Dermatitis Herpetiformis, Familial
Dermatitis herpetiformis (DH) and celiac disease (CD; 212750) are gluten-sensitive diseases. In classic CD the small intestine is predominantly affected, whereas in DH the skin is also affected, showing typical rash and IgA deposits.
Reunala (1996) reported on the familial incidence of DH in a prospective study started in 1969 in Finland. A total of 1,018 patients with DH were diagnosed and questioned for positive family histories. Of the 999 unrelated DH patients, 105 (10.5%) had 1 or several affected first-degree relatives. Disease in the relatives was either DH (4.4%) or CD (6.1%). Analysis of the 105 families showed that 13.6% of parents, 18.7% of sibs, and 14% of children were affected, a segregation pattern that fitted well to a mendelian dominant mode of inheritance. Gender may also be important because the first-degree relatives affected with DH were more often females and those affected with CD twice as often females as males.
DH and CD have a common immunogenetic background; both disorders are associated with HLA alleles DQA1*0501 (see 146880) and B1*0201 (see 142857). Karell et al. (2002) evaluated the role of the HLA-DQ locus in 25 families in which both classic CD and DH occurred in sibs. By using a family-based approach, they assumed that within each family, variation in environmental factors was substantially lower than in the standard case-control setting, and that the problems related to population stratification could be avoided. Results from Finnish family material comprising 25 discordant and 85 concordant sib pairs, and from case-control material comprising 71 unrelated Hungarian DH and 68 classic CD patients, together indicated that the HLA-DQ locus did not differ between the 2 major outcomes of gluten-sensitive enteropathy. The authors concluded that non-HLA-DR;DQ factors are crucial for the different clinical manifestations of gluten sensitivity.

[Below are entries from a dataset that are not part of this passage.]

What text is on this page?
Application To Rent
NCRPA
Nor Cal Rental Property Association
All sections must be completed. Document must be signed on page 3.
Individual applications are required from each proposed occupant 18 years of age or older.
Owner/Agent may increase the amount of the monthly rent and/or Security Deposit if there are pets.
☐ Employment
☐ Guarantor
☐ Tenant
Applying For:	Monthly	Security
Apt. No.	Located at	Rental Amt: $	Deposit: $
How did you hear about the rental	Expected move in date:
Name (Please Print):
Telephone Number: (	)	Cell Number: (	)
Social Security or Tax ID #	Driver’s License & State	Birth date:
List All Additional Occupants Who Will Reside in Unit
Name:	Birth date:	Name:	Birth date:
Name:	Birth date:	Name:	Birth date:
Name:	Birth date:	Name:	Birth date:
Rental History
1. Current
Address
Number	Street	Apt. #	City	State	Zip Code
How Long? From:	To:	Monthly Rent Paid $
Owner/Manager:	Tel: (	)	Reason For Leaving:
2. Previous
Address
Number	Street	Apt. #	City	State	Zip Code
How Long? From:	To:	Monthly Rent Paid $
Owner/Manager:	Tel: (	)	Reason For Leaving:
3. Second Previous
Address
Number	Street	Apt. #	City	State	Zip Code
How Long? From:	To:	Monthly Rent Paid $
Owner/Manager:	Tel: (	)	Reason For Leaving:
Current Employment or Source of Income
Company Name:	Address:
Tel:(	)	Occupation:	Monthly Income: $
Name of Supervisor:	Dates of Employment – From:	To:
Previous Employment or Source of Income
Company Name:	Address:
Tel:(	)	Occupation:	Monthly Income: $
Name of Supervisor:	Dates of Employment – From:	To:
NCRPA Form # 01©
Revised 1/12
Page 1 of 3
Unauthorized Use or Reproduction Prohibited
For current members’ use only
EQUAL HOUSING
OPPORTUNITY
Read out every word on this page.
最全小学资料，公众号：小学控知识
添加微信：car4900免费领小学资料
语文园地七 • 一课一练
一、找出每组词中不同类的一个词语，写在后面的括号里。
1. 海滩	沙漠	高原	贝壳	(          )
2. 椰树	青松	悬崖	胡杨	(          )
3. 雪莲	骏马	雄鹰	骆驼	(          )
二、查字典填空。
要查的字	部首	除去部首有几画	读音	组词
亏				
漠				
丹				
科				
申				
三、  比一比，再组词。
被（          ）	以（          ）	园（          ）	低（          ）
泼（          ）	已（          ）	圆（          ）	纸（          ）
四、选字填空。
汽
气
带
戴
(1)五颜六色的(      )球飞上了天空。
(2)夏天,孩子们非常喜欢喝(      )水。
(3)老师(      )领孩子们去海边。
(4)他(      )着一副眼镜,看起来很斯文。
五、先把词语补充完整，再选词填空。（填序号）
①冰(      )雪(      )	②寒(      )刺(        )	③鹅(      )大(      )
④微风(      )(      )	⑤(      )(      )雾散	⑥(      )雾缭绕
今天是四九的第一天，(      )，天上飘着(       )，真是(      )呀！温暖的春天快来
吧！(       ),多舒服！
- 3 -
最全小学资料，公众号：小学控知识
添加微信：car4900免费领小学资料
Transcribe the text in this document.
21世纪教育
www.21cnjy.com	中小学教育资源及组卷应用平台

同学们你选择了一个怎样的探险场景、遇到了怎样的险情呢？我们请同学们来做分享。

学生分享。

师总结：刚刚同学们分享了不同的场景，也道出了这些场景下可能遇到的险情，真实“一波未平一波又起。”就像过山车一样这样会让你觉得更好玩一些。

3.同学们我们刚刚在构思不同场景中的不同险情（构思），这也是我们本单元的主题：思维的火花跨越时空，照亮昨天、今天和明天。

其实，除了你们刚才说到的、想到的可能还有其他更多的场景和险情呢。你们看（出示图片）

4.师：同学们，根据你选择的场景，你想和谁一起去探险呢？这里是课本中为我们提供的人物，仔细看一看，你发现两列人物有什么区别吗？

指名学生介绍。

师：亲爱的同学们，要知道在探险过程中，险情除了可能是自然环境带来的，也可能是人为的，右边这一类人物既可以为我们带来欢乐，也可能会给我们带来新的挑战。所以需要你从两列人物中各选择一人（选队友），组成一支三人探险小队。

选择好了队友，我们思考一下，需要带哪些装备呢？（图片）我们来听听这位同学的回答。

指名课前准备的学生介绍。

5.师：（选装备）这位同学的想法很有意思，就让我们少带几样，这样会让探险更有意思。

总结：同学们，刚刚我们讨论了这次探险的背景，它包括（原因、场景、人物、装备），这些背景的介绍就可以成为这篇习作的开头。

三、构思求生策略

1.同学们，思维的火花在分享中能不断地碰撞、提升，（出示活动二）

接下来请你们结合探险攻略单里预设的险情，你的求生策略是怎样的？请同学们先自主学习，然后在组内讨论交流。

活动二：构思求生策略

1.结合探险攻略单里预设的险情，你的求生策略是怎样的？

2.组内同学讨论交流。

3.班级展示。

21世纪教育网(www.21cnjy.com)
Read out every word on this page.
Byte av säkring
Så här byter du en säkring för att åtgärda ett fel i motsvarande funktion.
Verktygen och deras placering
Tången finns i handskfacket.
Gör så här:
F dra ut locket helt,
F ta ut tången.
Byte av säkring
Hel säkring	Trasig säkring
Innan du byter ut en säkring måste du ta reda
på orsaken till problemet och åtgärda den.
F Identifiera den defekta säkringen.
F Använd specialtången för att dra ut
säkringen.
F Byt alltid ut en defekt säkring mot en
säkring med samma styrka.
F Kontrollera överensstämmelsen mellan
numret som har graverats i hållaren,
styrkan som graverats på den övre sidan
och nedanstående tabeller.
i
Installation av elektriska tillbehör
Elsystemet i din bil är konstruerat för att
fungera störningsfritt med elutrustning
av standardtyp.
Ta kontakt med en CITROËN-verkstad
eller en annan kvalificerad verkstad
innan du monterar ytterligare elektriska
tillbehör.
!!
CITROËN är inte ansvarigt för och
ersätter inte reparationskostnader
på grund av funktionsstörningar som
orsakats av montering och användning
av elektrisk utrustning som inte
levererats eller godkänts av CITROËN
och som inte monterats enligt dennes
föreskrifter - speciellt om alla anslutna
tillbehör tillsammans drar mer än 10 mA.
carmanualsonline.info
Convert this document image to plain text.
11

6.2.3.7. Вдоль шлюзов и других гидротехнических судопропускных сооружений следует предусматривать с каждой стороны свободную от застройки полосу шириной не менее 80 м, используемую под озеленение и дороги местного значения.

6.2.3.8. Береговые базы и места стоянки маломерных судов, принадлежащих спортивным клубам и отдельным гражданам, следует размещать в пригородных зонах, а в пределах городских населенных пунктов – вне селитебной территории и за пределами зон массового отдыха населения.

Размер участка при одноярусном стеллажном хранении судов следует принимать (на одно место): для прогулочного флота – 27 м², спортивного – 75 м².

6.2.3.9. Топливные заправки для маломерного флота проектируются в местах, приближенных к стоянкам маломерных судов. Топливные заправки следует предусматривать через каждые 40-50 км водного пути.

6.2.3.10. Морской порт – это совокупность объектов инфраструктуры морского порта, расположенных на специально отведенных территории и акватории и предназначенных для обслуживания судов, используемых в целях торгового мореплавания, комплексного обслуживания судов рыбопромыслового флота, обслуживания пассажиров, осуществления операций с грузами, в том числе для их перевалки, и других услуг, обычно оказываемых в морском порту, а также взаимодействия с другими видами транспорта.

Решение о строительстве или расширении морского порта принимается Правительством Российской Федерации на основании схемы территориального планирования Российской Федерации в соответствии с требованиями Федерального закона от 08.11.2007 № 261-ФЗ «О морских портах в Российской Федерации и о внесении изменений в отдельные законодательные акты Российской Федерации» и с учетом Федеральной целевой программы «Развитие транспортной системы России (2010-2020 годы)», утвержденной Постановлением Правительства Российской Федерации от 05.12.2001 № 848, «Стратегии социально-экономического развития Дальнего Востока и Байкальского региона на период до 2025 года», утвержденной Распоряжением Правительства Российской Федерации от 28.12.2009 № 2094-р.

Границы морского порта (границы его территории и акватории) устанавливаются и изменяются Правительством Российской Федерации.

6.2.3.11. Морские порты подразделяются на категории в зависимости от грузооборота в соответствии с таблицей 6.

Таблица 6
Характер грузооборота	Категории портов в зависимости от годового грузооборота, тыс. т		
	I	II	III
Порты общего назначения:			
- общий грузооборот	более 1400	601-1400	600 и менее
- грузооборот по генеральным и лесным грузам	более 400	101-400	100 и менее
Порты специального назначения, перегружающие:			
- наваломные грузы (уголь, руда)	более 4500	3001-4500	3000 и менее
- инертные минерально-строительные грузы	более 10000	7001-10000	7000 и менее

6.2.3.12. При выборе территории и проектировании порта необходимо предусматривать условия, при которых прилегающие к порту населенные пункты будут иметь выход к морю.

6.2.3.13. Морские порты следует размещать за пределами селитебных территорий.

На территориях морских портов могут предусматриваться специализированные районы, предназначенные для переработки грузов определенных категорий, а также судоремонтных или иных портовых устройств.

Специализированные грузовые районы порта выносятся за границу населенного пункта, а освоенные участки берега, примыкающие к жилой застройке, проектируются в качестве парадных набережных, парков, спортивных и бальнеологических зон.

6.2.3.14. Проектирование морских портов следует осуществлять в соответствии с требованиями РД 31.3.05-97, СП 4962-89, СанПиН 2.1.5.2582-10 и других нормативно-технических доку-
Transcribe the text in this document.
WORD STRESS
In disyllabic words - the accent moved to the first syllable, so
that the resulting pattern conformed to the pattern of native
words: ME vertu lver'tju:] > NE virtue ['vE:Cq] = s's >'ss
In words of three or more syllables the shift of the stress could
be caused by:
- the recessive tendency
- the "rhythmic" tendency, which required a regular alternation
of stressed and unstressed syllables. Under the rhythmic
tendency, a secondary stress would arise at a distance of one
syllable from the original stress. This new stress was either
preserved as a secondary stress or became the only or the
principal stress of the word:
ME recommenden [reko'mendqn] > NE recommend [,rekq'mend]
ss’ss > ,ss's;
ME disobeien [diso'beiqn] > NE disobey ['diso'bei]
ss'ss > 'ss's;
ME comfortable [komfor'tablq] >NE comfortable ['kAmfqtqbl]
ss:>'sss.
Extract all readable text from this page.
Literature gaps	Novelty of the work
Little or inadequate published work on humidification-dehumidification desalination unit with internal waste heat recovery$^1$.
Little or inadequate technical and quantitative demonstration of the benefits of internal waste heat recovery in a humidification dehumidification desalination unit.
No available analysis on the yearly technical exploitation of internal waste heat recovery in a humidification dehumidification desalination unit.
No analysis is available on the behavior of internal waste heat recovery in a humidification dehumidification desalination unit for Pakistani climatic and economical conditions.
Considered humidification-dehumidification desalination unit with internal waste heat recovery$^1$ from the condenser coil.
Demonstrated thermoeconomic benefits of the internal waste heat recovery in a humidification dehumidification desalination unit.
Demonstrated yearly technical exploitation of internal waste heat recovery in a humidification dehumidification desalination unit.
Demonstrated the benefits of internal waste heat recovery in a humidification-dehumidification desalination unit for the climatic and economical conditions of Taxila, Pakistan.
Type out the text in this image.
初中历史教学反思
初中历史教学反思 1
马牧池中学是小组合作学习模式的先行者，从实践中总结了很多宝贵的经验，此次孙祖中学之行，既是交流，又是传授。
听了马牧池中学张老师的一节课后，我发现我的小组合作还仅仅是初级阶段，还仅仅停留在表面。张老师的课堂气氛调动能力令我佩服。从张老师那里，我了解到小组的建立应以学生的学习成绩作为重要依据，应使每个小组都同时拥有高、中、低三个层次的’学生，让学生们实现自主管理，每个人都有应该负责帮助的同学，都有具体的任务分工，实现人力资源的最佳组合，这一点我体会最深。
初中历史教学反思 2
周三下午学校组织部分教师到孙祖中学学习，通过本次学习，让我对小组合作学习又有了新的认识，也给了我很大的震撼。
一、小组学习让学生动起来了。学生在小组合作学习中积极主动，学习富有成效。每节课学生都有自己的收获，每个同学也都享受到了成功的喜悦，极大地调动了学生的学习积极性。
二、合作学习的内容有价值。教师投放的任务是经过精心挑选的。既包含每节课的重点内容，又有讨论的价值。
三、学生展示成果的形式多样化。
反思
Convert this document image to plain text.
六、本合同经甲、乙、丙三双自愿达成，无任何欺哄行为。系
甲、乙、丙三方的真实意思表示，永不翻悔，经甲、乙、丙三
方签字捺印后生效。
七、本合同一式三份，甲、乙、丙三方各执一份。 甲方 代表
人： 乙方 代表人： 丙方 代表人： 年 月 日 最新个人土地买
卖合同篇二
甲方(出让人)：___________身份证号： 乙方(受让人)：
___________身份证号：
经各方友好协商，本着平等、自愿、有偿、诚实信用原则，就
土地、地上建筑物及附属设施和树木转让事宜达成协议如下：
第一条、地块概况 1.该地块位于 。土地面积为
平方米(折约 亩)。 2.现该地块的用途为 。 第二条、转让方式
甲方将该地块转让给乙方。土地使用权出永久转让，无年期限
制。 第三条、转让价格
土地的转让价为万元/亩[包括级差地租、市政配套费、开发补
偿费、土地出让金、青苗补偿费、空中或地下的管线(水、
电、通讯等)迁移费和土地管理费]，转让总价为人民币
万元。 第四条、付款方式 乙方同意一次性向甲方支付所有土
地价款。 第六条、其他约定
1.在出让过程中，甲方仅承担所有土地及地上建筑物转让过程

Using ELISA, Sardy et al. (2002) found that sera from both CD and DH reacted with tissue transglutaminase (TGM2; 190196) and epidermal transglutaminase (TGM3; 600238), but the DH antibodies had a markedly higher avidity for TGM3. Immunofluorescence and confocal microscopy demonstrated that IgA precipitates in the papillary dermis of DH patients contained TGM3, but not keratinocyte transglutaminase (TGM1; 190195) or TGM2. Sardy et al. (2002) concluded that TGM3 is the dominant autoantigen in DH, explaining why skin symptoms rather than intestinal symptoms appear in a proportion of patients with gluten-sensitive disease.
Animal ModelMarietta et al. (2004) developed a mouse model for DH by backcrossing DQ8+ mice lacking endogenous MHC II (Ab0 DQ8+ mice) with NOD mice. Fifteen of 90 NOD DQ8+ mice that were sensitized to gluten developed blistering pathology similar to that seen in DH. Neutrophil infiltration of the dermis, deposition of IgA at the dermal-epidermal junction, and a complete reversal of the blistering phenomenon with the administration of a gluten-free diet with or without dapsone were observed. None of the blistering mice had IgA or IgG endomysial antibodies or IgA antibodies to guinea pig tissue transglutaminase in their sera, and none of 3 blistering mice examined had small bowel pathology.